Zacatecas was once a wealthy town, built on greed and on the backs of slave labor. I never would have thought about the town’s origins if it weren’t for the main tourist attraction here.
It’s not a museum, it’s a multisensory experience Showing Greed and EXCRUCIATING Laobr
This experience is called El Eden mine. The Spanish began digging the mine in 1586, and the mine was still in operation until 1960. There’s still silver in here, but the mine is too close to the town. The explosions were causing structural damage to the town, so El Eden was closed forever.
It’s not accurate to say the Spanish began digging in 1586, because their indigenous slave labor did all the work. They shipped most of the gold in this region back to Spain, but many churches here are still filled with gold.
Here we are, 1,150 feet (350 meters) below the surface of the mountain.
The mine feels cold and damp, but so picturesque. Maybe it´s because of the the colorful illumination.
Indigenous boys as young as eight years old were forced to work in the mine.
In the accompanying photo, two boys are climbing a ladder with sacks of gold on their backs. Slipping off the ladder meant killing everyone else on the ladder below them.
The state of Zacatecas is full of mines, some gold, some silver, and so is the neighboring state of San Luís Potosí is, too.. The Spanish brought the gold to Veracruz, and then shipped most of it back to Spain.
Figures adorn the mine, illustrating the backbreaking labor and danger over the mine’s 400-year history. We saw the town in a different way when we returned to it. We understood Mexico in a different way, too.
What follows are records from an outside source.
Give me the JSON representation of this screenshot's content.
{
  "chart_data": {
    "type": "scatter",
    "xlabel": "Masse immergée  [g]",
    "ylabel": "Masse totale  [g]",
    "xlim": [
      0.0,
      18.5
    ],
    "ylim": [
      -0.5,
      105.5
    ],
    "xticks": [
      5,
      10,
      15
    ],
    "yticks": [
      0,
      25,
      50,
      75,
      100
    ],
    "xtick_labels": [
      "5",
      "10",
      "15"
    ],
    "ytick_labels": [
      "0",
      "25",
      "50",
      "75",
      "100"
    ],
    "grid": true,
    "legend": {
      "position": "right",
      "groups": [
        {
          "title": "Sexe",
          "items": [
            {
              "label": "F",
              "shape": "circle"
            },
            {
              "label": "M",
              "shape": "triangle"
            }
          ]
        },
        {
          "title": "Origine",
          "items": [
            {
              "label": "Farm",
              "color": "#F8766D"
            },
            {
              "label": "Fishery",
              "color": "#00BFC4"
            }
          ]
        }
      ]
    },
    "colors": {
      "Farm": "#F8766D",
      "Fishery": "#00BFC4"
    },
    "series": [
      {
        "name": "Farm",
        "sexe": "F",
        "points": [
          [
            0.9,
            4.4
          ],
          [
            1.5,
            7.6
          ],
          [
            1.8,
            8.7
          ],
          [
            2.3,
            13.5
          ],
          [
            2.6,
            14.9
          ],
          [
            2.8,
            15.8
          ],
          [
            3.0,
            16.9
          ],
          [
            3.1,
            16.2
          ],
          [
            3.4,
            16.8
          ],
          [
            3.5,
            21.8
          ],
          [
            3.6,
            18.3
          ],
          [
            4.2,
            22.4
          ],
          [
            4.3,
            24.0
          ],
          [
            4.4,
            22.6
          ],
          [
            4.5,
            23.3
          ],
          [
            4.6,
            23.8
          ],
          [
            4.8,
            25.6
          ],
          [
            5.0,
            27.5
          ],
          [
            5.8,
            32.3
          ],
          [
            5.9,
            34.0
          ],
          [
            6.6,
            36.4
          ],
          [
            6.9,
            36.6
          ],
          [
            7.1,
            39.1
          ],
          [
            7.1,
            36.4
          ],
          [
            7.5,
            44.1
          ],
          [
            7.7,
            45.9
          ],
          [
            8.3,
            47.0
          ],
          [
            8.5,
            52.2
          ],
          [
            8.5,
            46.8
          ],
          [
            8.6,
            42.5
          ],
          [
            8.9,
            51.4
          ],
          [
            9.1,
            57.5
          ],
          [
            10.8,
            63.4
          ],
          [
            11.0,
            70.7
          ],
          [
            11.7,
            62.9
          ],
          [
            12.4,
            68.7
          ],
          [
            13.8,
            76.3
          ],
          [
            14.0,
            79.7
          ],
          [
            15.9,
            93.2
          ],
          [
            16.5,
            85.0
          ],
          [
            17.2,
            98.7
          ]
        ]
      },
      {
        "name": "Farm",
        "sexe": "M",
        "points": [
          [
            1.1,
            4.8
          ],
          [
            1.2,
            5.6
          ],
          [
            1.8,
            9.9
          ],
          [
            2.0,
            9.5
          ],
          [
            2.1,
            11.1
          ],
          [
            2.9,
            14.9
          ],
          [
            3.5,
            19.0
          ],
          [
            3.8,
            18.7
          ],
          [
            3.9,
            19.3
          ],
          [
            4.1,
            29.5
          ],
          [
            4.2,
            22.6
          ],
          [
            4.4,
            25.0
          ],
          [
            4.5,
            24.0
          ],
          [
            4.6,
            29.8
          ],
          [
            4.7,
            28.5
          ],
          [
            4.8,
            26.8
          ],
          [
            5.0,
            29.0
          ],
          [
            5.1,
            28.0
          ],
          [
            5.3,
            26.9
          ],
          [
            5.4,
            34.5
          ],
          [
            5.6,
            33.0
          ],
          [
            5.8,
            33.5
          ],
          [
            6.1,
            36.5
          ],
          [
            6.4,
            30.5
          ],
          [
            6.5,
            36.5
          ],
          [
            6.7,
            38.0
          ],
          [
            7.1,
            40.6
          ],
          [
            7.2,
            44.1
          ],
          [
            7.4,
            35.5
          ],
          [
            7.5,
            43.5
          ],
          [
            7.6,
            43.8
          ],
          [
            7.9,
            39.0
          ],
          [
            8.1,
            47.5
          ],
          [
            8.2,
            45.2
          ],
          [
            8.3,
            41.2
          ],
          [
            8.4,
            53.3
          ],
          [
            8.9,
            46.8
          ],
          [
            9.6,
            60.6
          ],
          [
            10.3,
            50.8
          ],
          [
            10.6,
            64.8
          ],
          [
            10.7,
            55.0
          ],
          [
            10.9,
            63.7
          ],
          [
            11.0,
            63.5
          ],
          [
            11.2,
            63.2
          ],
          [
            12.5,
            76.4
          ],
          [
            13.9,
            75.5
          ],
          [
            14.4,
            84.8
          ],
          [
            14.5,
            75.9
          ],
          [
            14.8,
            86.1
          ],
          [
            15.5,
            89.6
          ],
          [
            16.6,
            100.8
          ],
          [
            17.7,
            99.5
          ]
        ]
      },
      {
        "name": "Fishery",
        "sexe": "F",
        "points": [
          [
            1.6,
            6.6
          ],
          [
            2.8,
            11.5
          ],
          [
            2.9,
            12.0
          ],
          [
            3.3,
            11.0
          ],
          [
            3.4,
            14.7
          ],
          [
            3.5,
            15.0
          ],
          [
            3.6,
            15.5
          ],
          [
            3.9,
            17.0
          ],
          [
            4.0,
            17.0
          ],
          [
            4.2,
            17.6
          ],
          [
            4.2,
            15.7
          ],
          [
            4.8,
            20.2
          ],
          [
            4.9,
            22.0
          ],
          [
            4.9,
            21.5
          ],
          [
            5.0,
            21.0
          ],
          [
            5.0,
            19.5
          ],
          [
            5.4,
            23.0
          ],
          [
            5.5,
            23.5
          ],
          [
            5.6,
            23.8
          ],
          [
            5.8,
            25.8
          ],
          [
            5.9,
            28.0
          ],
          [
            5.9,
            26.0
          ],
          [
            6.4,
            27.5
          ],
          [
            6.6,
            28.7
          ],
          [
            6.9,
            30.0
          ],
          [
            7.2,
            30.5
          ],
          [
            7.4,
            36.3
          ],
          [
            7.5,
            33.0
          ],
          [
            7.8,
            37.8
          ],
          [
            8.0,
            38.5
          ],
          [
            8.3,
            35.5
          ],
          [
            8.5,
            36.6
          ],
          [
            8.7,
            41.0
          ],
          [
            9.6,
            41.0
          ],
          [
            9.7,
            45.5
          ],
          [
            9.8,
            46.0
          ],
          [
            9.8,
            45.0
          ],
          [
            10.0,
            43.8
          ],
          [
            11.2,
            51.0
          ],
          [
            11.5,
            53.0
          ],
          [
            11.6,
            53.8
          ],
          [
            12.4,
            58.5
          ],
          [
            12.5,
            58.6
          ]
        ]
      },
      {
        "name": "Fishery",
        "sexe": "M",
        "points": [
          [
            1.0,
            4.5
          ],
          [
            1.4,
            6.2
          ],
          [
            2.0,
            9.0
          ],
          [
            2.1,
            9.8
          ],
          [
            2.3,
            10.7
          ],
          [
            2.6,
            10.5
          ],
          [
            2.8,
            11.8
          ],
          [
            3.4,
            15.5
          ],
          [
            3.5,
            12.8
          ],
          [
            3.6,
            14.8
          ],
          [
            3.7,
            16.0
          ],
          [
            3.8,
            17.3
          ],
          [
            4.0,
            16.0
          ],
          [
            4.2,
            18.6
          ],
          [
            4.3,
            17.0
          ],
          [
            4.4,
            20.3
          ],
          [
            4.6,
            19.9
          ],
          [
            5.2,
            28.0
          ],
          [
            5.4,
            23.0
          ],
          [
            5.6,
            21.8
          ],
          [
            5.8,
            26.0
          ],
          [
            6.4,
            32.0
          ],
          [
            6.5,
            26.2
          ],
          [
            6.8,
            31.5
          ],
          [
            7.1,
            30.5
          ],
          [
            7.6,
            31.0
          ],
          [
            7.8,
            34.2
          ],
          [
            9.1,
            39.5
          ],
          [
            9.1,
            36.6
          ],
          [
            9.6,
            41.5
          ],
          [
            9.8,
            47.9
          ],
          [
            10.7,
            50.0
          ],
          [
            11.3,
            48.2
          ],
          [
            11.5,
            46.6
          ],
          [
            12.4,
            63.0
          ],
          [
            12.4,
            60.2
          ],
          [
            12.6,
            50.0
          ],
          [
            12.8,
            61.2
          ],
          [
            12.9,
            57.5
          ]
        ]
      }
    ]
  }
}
Zacatecas, like so many other Mexican towns, was built by greed and on the backs of excruciating labor.
How To Find El Eden Mine
When you visit, a tour guide will lead you through the mine, telling you the mine’s history and the legends.
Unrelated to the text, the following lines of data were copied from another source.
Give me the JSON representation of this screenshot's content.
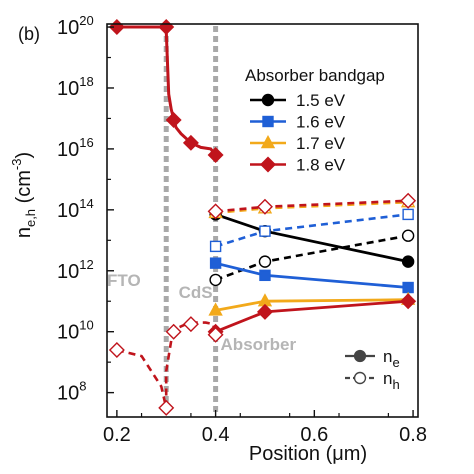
{
  "chart_data": {
    "type": "line",
    "panel_label": "(b)",
    "xlabel": "Position (μm)",
    "ylabel_base": "n",
    "ylabel_sub": "e,h",
    "ylabel_unit_open": " (cm",
    "ylabel_unit_exp": "-3",
    "ylabel_unit_close": ")",
    "xlim": [
      0.18,
      0.81
    ],
    "ylim_log10": [
      7.2,
      20.1
    ],
    "y_scale": "log",
    "x_ticks": [
      0.2,
      0.4,
      0.6,
      0.8
    ],
    "x_tick_labels": [
      "0.2",
      "0.4",
      "0.6",
      "0.8"
    ],
    "y_ticks_exp": [
      8,
      10,
      12,
      14,
      16,
      18,
      20
    ],
    "y_tick_base": "10",
    "y_tick_exps": [
      "8",
      "10",
      "12",
      "14",
      "16",
      "18",
      "20"
    ],
    "grid": false,
    "interfaces_x": [
      0.3,
      0.4
    ],
    "region_labels": [
      {
        "text": "FTO",
        "x": 0.18,
        "y": 11.5
      },
      {
        "text": "CdS",
        "x": 0.325,
        "y": 11.1
      },
      {
        "text": "Absorber",
        "x": 0.41,
        "y": 9.4
      }
    ],
    "legend": {
      "title": "Absorber bandgap",
      "placement": "top-right",
      "entries": [
        {
          "label": "1.5 eV",
          "color": "#000000",
          "marker": "circle"
        },
        {
          "label": "1.6 eV",
          "color": "#1f5fd6",
          "marker": "square"
        },
        {
          "label": "1.7 eV",
          "color": "#f2a91a",
          "marker": "triangle"
        },
        {
          "label": "1.8 eV",
          "color": "#c0141c",
          "marker": "diamond"
        }
      ]
    },
    "style_legend": {
      "placement": "bottom-right",
      "entries": [
        {
          "base": "n",
          "sub": "e",
          "style": "solid-filled"
        },
        {
          "base": "n",
          "sub": "h",
          "style": "dashed-open"
        }
      ]
    },
    "shared_front": {
      "electrons": {
        "x": [
          0.2,
          0.3,
          0.3,
          0.305,
          0.31,
          0.315,
          0.32,
          0.33,
          0.35,
          0.37,
          0.39,
          0.4
        ],
        "log10": [
          20,
          20,
          19.9,
          17.8,
          17.3,
          17.0,
          16.7,
          16.5,
          16.2,
          16.05,
          16.0,
          15.8
        ]
      },
      "holes": {
        "x": [
          0.2,
          0.25,
          0.29,
          0.3,
          0.3,
          0.305,
          0.31,
          0.32,
          0.34,
          0.36,
          0.38,
          0.395,
          0.4
        ],
        "log10": [
          9.4,
          9.2,
          8.2,
          7.5,
          8.7,
          9.2,
          9.7,
          10.1,
          10.25,
          10.3,
          10.3,
          10.25,
          9.9
        ]
      }
    },
    "series": [
      {
        "name": "1.5 eV",
        "color": "#000000",
        "marker": "circle",
        "electrons": {
          "x": [
            0.4,
            0.5,
            0.79
          ],
          "log10": [
            13.85,
            13.3,
            12.3
          ]
        },
        "holes": {
          "x": [
            0.4,
            0.5,
            0.79
          ],
          "log10": [
            11.7,
            12.3,
            13.15
          ]
        }
      },
      {
        "name": "1.6 eV",
        "color": "#1f5fd6",
        "marker": "square",
        "electrons": {
          "x": [
            0.4,
            0.5,
            0.79
          ],
          "log10": [
            12.25,
            11.85,
            11.45
          ]
        },
        "holes": {
          "x": [
            0.4,
            0.5,
            0.79
          ],
          "log10": [
            12.8,
            13.3,
            13.85
          ]
        }
      },
      {
        "name": "1.7 eV",
        "color": "#f2a91a",
        "marker": "triangle",
        "electrons": {
          "x": [
            0.4,
            0.5,
            0.79
          ],
          "log10": [
            10.7,
            11.0,
            11.05
          ]
        },
        "holes": {
          "x": [
            0.4,
            0.5,
            0.79
          ],
          "log10": [
            13.9,
            14.05,
            14.25
          ]
        }
      },
      {
        "name": "1.8 eV",
        "color": "#c0141c",
        "marker": "diamond",
        "electrons": {
          "x": [
            0.4,
            0.5,
            0.79
          ],
          "log10": [
            10.0,
            10.65,
            11.0
          ]
        },
        "holes": {
          "x": [
            0.4,
            0.5,
            0.79
          ],
          "log10": [
            13.95,
            14.1,
            14.3
          ]
        }
      }
    ],
    "marker_points": {
      "front_electrons": {
        "x": [
          0.2,
          0.3,
          0.315,
          0.35,
          0.4
        ],
        "log10": [
          20,
          20,
          16.95,
          16.2,
          15.8
        ]
      },
      "front_holes": {
        "x": [
          0.2,
          0.3,
          0.315,
          0.35,
          0.4
        ],
        "log10": [
          9.4,
          7.5,
          10.0,
          10.25,
          9.9
        ]
      }
    }
  }
}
If you’re bold, do as we did and ask a taxi to bring you to the mine. It’s a short, 5-10-minute ride and will only cost you a couple of dollars. But there’s an easier way to visit.
In front of the Cathedral, you’ll find men dressed as miners and women in traditional dresses. They’re selling you this fascinating tour, plus the tram up to the top of the mountain they call La Bufa.
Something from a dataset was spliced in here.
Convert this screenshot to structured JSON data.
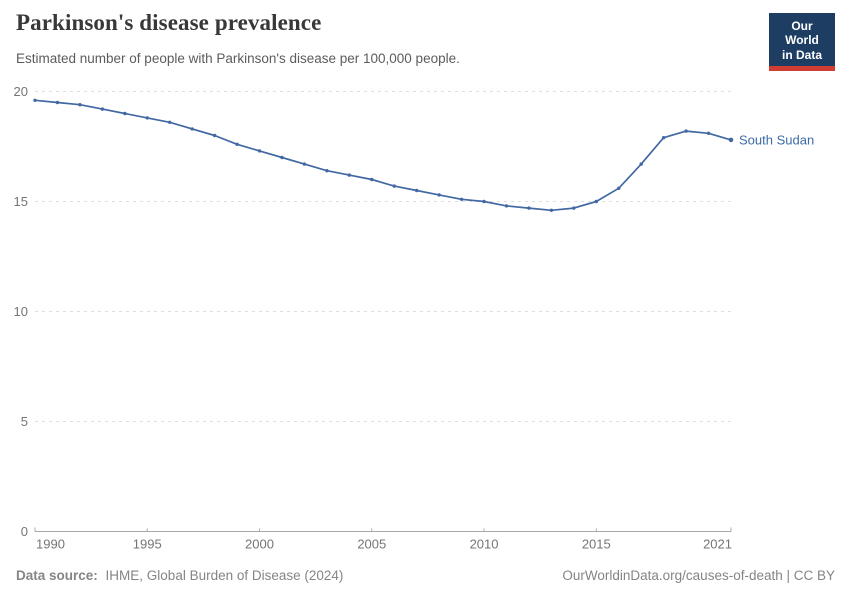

We only saw La Bufa from below. It towers over the city. And even if you take the taxi to the top like we did, the tour guide at the mine will point you to the tram. It’s right there.
A Hotel That Will Send You Back To The Past
Our hotel, Quinta Real, was once the bullfighting arena in Zacatecas.
Quinta Real’s rooms are beautiful.
The restaurant is built on three different levels, and each has a view of the arena and the aqueduct. There’s also outdoor dining, like you see in the accompanying photo. This evening, we were here just for drinks.
A lot of people from Zacatecas come, just to eat at the restaurant. If you stay at the hotel, you receive a discount at the restaurant. But if you stay at Quinta Real, you’ll get the 15% dining discount, even if you come in the evening just for a cocktail.
Unique Regional Gastronomic Choices
La Unica Cabaña is the most popular restaurant in Zacatecas, according to TripAdvisor ratings. This man has been preparing tacos here for 34 years. Here, he’s preparing tacos al pastor (marinated, grilled pork), popular throughout Mexico.
But there are two dishes that are popular and unique to Zacatecas:
1. Asado de Boda (Wedding roast): roast pork with chile
2. Tacos envenenados (poisoned tacos): large, fried corn tortillas are filled with retried beans, potato, cheese and sausage.